Titan, Saturn's largest moon, is undoubtedly one of the most interesting objects in the solar system. Its peculiar surface features lakes of liquid hydrocarbons, as well as landscape aspects that puzzle astronomers. As such, there should be no surprise that NASA and the European Space Agency (ESA) are using their spacecraft Cassini to collect as much information about the space rock as possible. As part of these efforts, the space probe will perform its 66th flyby of the moon today, January 28.
This flight will not be a close one, experts managing the mission announce. Cassini will pass at an altitude of about 7,490 kilometers (4,654 miles) above the moon's surface, as opposed to other flights, which brought it as close as a few hundred miles. Scientists at the NASA
Jet Propulsion Laboratory (JPL), in Pasadena, California, who manage the mission for the American space agency's Science Directorate in Washington DC, say that the relatively large distance between the spacecraft and Titan will grant Cassini's instruments the ability to carry out a new type of data collection.
“During T-66, the Imaging Science Subsystem is set to acquire high-resolution observations during and after closest-approach, covering territory from the trailing hemisphere at high southern latitudes northeast to near-equatorial Adiri. On the inbound leg, the Visual and Infrared Mapping Spectrometer will have the opportunity to do one stellar occultation. Thursday's stellar occultation should allow the Cassini science team to further constrain the composition and the spectral properties of Titan's atmosphere,” the JPL team says in a statement on its website.
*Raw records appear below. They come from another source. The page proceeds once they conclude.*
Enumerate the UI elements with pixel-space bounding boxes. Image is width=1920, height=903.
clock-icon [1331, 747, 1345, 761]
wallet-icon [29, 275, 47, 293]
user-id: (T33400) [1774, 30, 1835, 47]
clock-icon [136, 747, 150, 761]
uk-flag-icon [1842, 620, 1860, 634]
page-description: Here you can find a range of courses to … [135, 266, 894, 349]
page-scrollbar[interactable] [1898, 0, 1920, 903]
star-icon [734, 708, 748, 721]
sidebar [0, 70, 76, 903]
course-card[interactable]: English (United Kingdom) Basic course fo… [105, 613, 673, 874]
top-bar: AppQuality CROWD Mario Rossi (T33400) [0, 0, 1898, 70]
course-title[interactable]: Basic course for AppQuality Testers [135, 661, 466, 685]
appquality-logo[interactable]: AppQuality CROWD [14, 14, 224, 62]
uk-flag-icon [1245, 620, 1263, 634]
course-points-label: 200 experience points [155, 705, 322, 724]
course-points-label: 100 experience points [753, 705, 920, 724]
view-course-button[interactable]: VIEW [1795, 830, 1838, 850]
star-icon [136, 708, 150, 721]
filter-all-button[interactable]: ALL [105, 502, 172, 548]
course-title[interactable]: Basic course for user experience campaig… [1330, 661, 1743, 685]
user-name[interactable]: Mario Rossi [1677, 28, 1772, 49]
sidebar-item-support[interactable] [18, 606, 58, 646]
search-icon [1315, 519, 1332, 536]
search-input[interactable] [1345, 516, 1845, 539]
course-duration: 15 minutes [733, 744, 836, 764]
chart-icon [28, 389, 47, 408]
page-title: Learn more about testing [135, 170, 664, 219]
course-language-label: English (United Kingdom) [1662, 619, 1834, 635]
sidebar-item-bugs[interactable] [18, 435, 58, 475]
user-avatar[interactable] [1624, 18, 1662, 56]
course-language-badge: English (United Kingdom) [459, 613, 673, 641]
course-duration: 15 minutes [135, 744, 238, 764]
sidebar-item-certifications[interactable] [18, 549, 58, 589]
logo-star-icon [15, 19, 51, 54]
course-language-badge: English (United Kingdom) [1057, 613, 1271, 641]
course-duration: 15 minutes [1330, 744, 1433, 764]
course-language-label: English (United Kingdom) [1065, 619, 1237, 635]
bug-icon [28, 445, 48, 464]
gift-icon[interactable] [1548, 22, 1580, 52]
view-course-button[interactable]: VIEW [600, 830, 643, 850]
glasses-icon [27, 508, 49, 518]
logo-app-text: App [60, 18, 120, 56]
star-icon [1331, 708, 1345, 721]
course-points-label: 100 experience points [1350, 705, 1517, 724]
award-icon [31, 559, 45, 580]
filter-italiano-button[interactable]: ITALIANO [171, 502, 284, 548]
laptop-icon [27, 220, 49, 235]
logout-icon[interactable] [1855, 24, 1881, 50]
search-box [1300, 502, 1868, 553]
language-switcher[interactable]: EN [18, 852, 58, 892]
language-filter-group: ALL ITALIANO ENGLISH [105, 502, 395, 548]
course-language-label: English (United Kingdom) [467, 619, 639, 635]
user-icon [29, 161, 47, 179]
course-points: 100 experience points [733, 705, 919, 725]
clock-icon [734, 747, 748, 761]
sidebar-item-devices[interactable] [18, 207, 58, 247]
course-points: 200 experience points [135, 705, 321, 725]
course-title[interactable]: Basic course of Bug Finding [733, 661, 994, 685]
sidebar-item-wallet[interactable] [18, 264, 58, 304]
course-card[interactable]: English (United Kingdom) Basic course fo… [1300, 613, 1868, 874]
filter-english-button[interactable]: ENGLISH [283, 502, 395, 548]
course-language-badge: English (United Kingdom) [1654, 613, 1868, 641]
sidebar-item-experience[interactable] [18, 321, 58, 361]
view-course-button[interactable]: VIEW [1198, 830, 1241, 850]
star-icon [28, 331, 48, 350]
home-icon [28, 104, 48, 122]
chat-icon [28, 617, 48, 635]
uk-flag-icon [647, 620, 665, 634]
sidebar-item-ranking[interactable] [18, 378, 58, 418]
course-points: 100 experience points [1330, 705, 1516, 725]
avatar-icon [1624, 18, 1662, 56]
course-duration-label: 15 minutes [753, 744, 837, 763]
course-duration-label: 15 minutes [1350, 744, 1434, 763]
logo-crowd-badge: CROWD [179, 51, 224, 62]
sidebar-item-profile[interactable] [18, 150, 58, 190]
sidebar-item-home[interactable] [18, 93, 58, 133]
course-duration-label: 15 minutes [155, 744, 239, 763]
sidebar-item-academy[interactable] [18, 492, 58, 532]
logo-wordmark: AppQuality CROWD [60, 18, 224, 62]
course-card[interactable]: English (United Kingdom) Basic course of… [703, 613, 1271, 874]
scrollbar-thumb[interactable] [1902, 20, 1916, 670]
Although dubbed T-66, this is actually the space probe's 67th flyby around Titan. Early planning changes, which were made to the mission many years ago, account for the difference. The spacecraft was launched in 1997, but entered Saturn's orbit in 2004. Since then, it has been providing astronomers with groundbreaking science on the gas giant, and also on its many moons, and has helped shape our understanding of the various influences that the entire planetary ensemble exerts within itself. The correlations between the planet, its moons, and the rings, also became clearer. Current funding for Cassini will expire on April 18, 2010.